Kathryn Bigelow ahonda en los aspectos más sórdidos de la conciencia norteamericana por los que ya transitó en “La noche más oscura” y “En tierra hostil”. Esta vez la herida está en su propio país, lo que le permite construir un relato aún más preciso y dolorosamente humano al mostrar las dos caras del conflicto. Detroit no solo es el lado oscuro de la desigualdad racial del sueño americano, sino que es también una perfecta sinfonía cinematográfica en la que intérpretes, guión y montaje son la base de un gran resultado gracias a una minuciosa y precisa dirección.
De lo que ya es pasado a lo que es eterno, de lo que ocurrió en 1967 a lo que perdura, los sentimientos de las personas y las relaciones humanas. Un viaje de lo lejano a lo cercano, de lo específico de un lugar y un tiempo que a muchos nos es ajeno a aquello que somos todos. Esta es la equilibrada propuesta de Bigelow, sin caer en el academicismo historicista ni el melodrama épico propio de los norteamericanos, mostrar cómo nuestro hoy guarda muchas similitudes con el ayer de hace medio siglo.
Detroit sigue siendo una ciudad rota, entonces lo era racialmente y recientemente volvió a quebrar, en esta ocasión financieramente, siendo los más perjudicados los descendientes de su pasado. Las diferencias entre negros y blancos siguen a la orden del día en EE.UU., una mecha que acaba derivando en disturbios como los sucedidos este verano en Charlottesville o días atrás en St. Louis tras la absolución de un policía acusado de haber matado a un afroamericano de 24 años del que no se ha demostrado ni que portara armas ni que amenazara al agente.

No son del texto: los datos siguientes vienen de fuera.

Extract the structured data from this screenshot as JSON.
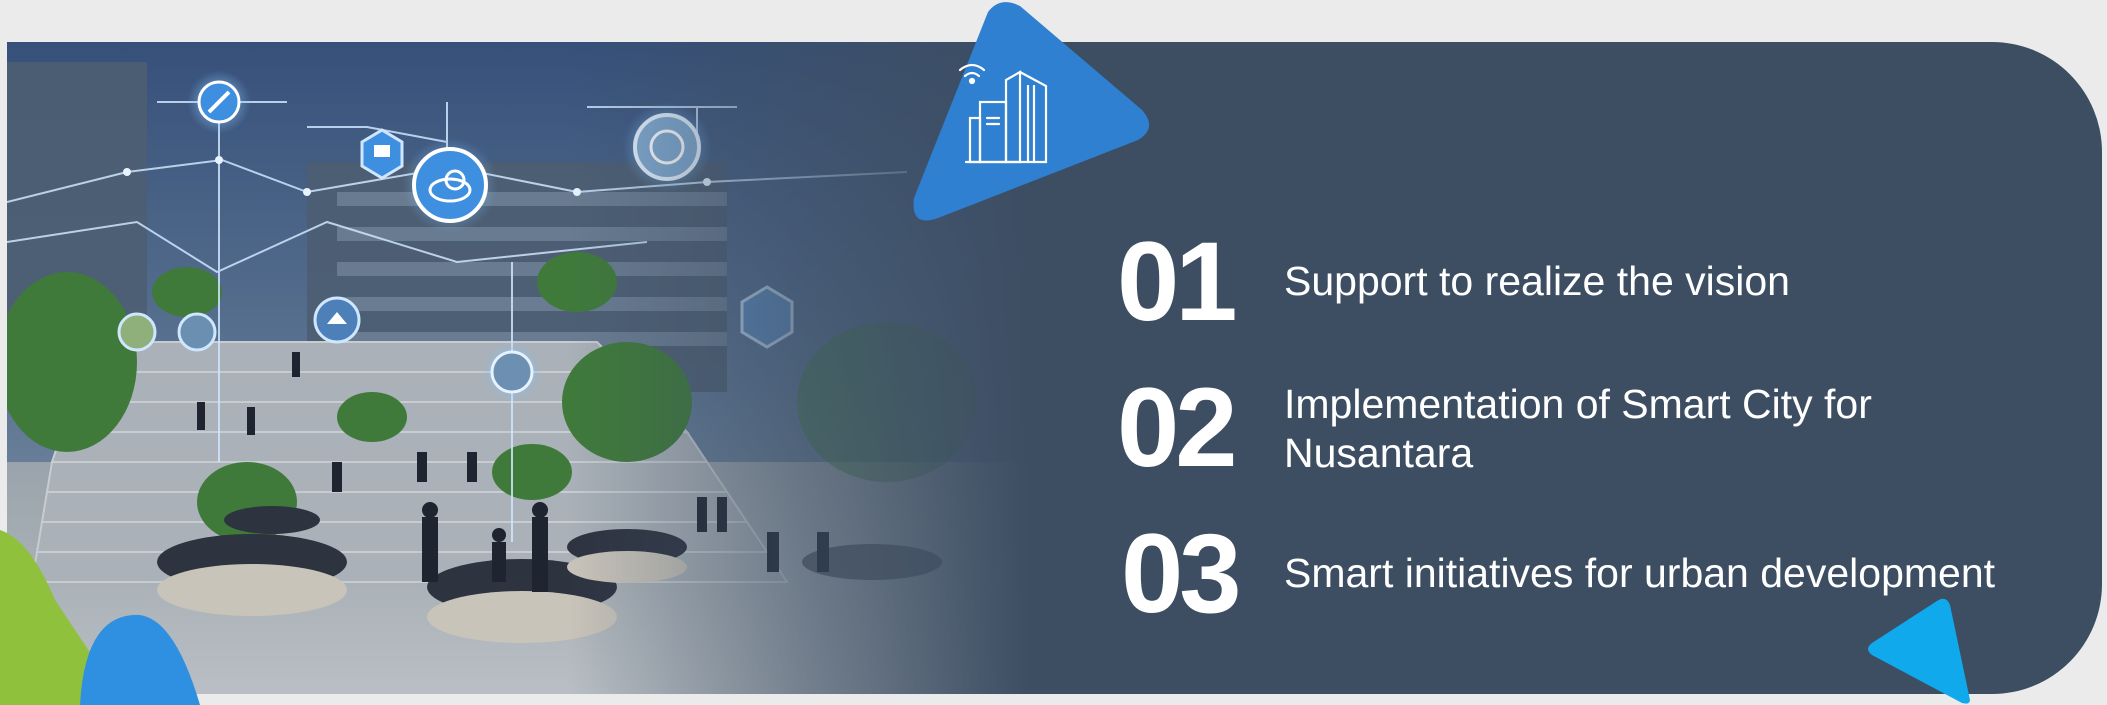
{
  "colors": {
    "banner": "#3d4e63",
    "background": "#ebebeb",
    "accent_blue": "#2f80d0",
    "accent_cyan": "#10a9ec",
    "accent_green": "#8fc13d",
    "text": "#ffffff"
  },
  "illustration": {
    "description_icon_names": [
      "satellite-icon",
      "cart-icon",
      "cloud-icon",
      "brain-icon",
      "home-icon",
      "box-icon",
      "wifi-icon",
      "chat-icon"
    ]
  },
  "badge": {
    "icon": "smart-building-icon"
  },
  "items": [
    {
      "number": "01",
      "text": "Support to realize the vision"
    },
    {
      "number": "02",
      "text": "Implementation of Smart City for Nusantara"
    },
    {
      "number": "03",
      "text": "Smart initiatives for urban development"
    }
  ]
}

Pero este Detroit no es un panegírico doliente sobre lo poco o nada que se ha cambiado. Su historia y mensaje es mucho más profundo, no se queda solo en lo visible, sino que va más allá para contarnos cómo se inicia la violencia, qué hay tras ella, de qué se alimenta, qué ocasiona y hasta dónde puede llegar su poder y capacidad de destrucción. Sin intenciones ni juicios moralistas, sin manipular ni posicionarse, dejando que los hechos hablen por sí mismos, pero contextualizándolos en las maneras y los valores del momento en que se produjeron. Un espejo de cuyo reflejo no hay escapatoria porque no solo nos vemos en él como individuos, sino también como integrantes de una sociedad que, por activa o por pasiva, ha generado, permitido y convivido con ese tipo de realidades y comportamientos.

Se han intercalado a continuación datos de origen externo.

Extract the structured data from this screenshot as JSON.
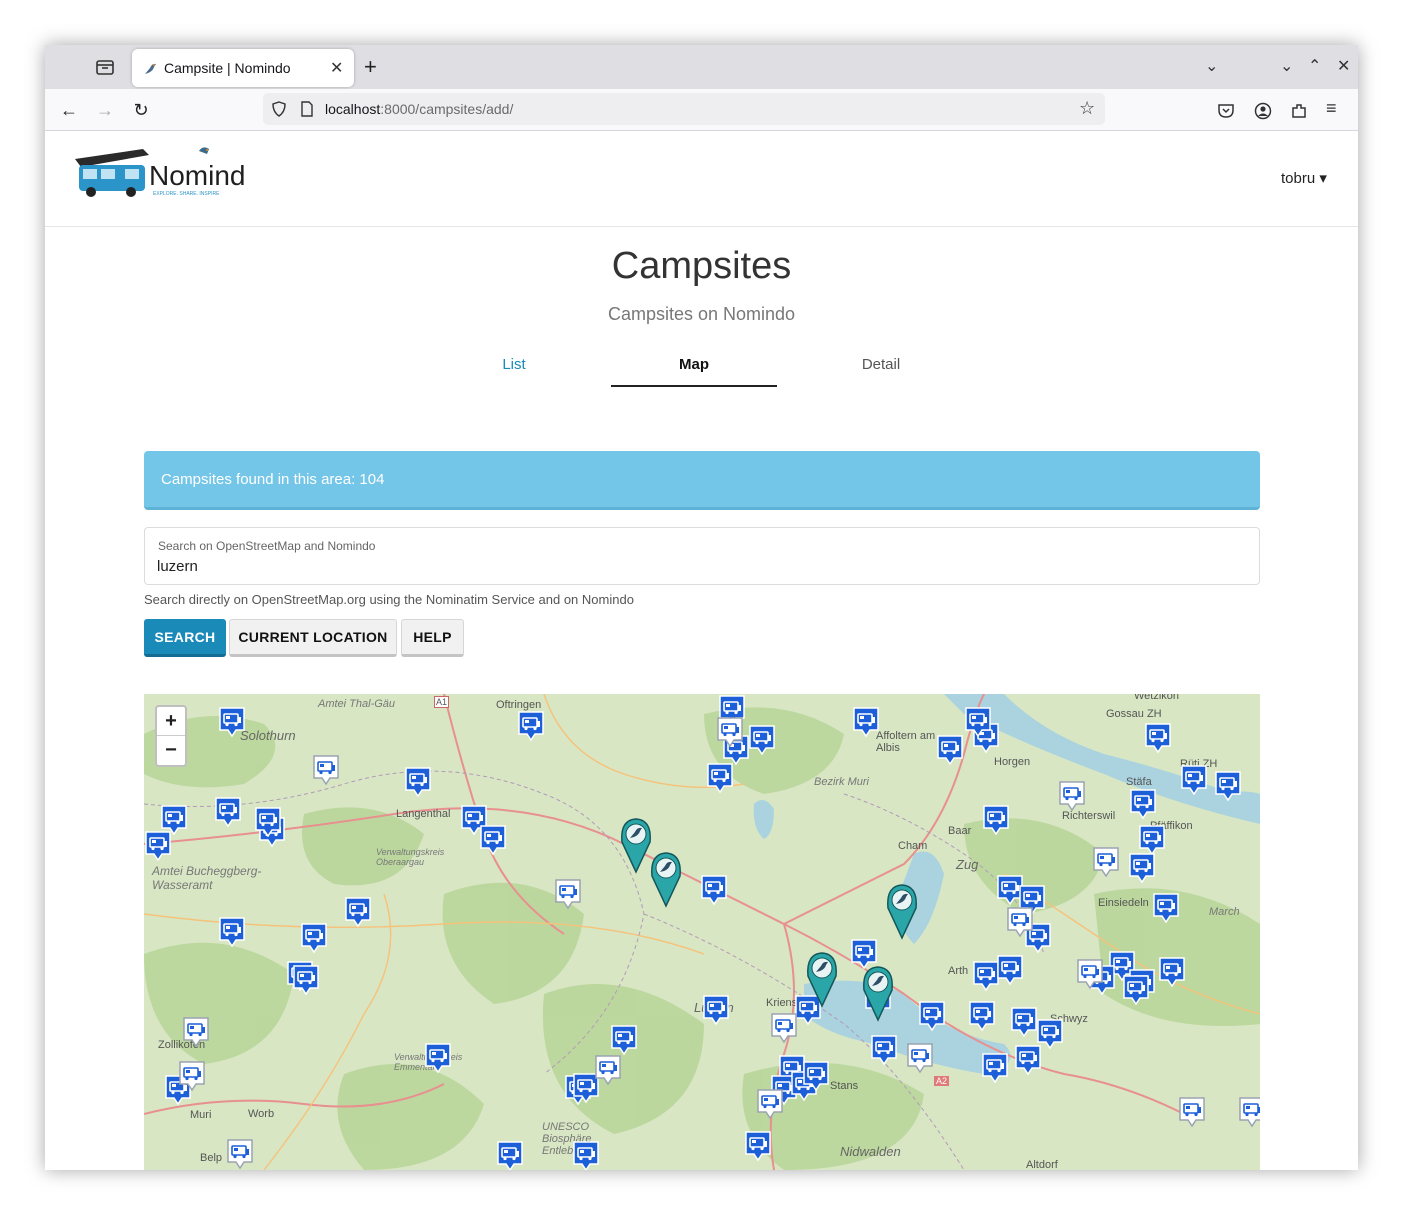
{
  "browser": {
    "tab_title": "Campsite | Nomindo",
    "new_tab": "+",
    "url_host": "localhost",
    "url_path": ":8000/campsites/add/"
  },
  "header": {
    "logo_text": "Nomindo",
    "logo_tagline": "EXPLORE. SHARE. INSPIRE",
    "user": "tobru"
  },
  "page": {
    "title": "Campsites",
    "subtitle": "Campsites on Nomindo",
    "tabs": [
      {
        "label": "List",
        "active": false
      },
      {
        "label": "Map",
        "active": true
      },
      {
        "label": "Detail",
        "active": false
      }
    ]
  },
  "alert": {
    "text": "Campsites found in this area: 104"
  },
  "search": {
    "label": "Search on OpenStreetMap and Nomindo",
    "value": "luzern",
    "help": "Search directly on OpenStreetMap.org using the Nominatim Service and on Nomindo"
  },
  "buttons": {
    "search": "SEARCH",
    "current_location": "CURRENT LOCATION",
    "help": "HELP"
  },
  "map": {
    "zoom_in": "+",
    "zoom_out": "−",
    "labels": [
      "Amtei Thal-Gäu",
      "Solothurn",
      "Oftringen",
      "Langenthal",
      "Amtei Bucheggberg-Wasseramt",
      "Verwaltungskreis Oberaargau",
      "Bezirk Muri",
      "Affoltern am Albis",
      "Horgen",
      "Gossau ZH",
      "Wetzikon",
      "Rüti ZH",
      "Stäfa",
      "Richterswil",
      "Pfäffikon",
      "Baar",
      "Cham",
      "Zug",
      "Einsiedeln",
      "March",
      "Arth",
      "Schwyz",
      "Luzern",
      "Kriens",
      "Stans",
      "Nidwalden",
      "Altdorf",
      "Zollikofen",
      "Muri",
      "Worb",
      "Belp",
      "UNESCO Biosphäre Entlebuch",
      "Verwaltungskreis Emmental",
      "A1",
      "A2"
    ],
    "colors": {
      "marker_blue": "#1c5fd8",
      "marker_white": "#ffffff",
      "pin_teal": "#2aa6a8",
      "water": "#aad3df"
    }
  }
}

El ritmo de esta ciudad es trepidante, combinando el estilo del reporterismo periodístico cámara en mano con breves recursos documentales que dejan ver que la recreación no va más allá de lo que fue la realidad. Acto seguido el elemento protagonista es una cuidada fotografía que da forma a las atmósferas, personalidades y actitudes de los personajes que nos encontramos en los ambientes, mayoritariamente nocturnos, de esperanza y desilusión por los que se transita. Sentimientos y sensaciones que cuando se personalizan llenan la pantalla, ofreciendo el largo culmen emocional que ejemplifica a la perfección todos los elementos –sociales, institucionales, antropológicos, históricos, culturales, educativos,…- que conforman el caldo de cultivo y de actuación del racismo y del abuso policial.
Este Detroit solo tiene algo que serle echado en cara. Es una película tan buena y auténtica y con una dirección tan minuciosa, detallada y de resultados tan estremecedores que la consideremos solo como una obra cinematográfica y no, también, como un relato verosímil de lo que fuimos y quizás sigamos siendo.